Imagine you have a big table of customer data and you want to find all customers who are either from New York and have spent more than $100, or are from California and have spent more than $200.

Doing this by checking each row one by one on paper or in a simple list is like searching for a needle in a haystack.

The Problem

Manually filtering data with many conditions is slow and tiring.

It's easy to make mistakes, like mixing up AND and OR rules or missing some rows.

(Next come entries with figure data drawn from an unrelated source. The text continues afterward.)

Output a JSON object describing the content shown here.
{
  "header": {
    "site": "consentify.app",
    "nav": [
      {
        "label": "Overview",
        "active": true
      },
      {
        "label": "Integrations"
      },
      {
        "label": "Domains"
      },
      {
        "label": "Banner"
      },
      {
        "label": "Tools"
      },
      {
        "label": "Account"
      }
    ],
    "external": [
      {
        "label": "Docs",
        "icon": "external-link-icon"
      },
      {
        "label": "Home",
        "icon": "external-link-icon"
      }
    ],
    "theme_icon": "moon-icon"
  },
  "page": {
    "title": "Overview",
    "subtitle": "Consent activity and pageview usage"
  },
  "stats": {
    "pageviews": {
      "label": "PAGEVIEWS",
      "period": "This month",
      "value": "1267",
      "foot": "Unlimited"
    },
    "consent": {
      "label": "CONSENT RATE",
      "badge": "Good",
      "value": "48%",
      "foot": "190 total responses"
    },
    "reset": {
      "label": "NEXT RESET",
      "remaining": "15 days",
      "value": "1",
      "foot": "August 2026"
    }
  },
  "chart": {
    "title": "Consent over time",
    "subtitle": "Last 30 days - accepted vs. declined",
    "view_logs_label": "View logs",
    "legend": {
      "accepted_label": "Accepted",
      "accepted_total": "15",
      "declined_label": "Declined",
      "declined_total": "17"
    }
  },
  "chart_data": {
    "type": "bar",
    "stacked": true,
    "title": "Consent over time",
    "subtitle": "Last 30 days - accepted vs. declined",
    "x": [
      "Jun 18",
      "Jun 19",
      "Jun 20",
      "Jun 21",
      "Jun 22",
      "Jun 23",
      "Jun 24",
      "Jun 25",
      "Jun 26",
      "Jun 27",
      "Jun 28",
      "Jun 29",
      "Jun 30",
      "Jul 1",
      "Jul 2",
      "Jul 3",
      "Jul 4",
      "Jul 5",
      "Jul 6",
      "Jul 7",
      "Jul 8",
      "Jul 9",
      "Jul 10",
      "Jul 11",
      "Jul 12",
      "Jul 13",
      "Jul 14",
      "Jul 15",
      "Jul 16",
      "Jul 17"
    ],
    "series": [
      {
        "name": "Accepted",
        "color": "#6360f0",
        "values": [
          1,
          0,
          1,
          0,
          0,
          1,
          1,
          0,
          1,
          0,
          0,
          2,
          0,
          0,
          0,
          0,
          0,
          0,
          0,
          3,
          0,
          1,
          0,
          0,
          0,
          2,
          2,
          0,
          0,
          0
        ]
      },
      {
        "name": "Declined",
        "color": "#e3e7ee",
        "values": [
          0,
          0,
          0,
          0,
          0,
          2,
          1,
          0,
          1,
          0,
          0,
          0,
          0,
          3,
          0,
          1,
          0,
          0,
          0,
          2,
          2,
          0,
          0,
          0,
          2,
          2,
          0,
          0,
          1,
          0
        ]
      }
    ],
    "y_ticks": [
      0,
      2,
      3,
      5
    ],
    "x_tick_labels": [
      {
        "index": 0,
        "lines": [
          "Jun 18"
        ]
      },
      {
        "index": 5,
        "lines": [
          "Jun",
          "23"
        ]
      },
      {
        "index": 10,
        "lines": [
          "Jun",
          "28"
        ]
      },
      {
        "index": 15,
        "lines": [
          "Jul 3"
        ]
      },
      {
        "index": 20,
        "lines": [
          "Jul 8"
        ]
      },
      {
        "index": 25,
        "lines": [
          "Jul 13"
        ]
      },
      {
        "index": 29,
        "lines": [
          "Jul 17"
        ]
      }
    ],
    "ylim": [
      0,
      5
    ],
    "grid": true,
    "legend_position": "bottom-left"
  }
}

Also, if the data changes, you have to start all over again.

The Solution

Using multiple conditions with & (AND) and | (OR) in pandas lets you quickly and correctly filter data.

You write clear rules that pandas applies to every row automatically, saving time and avoiding errors.

Before vs After
Before
filtered = []
for row in data:
    if (row['city'] == 'New York' and row['spend'] > 100) or (row['city'] == 'California' and row['spend'] > 200):
        filtered.append(row)
After
filtered = data[((data['city'] == 'New York') & (data['spend'] > 100)) | ((data['city'] == 'California') & (data['spend'] > 200))]
What It Enables

This lets you quickly find exactly the data you need, even with complex rules, so you can make smart decisions faster.

Real Life Example

A marketing team can target customers who meet specific spending and location criteria instantly, improving campaign success.

Key Takeaways

Manual filtering with many conditions is slow and error-prone.

Using & and | in pandas makes filtering fast and accurate.

This skill helps you handle real-world data questions easily.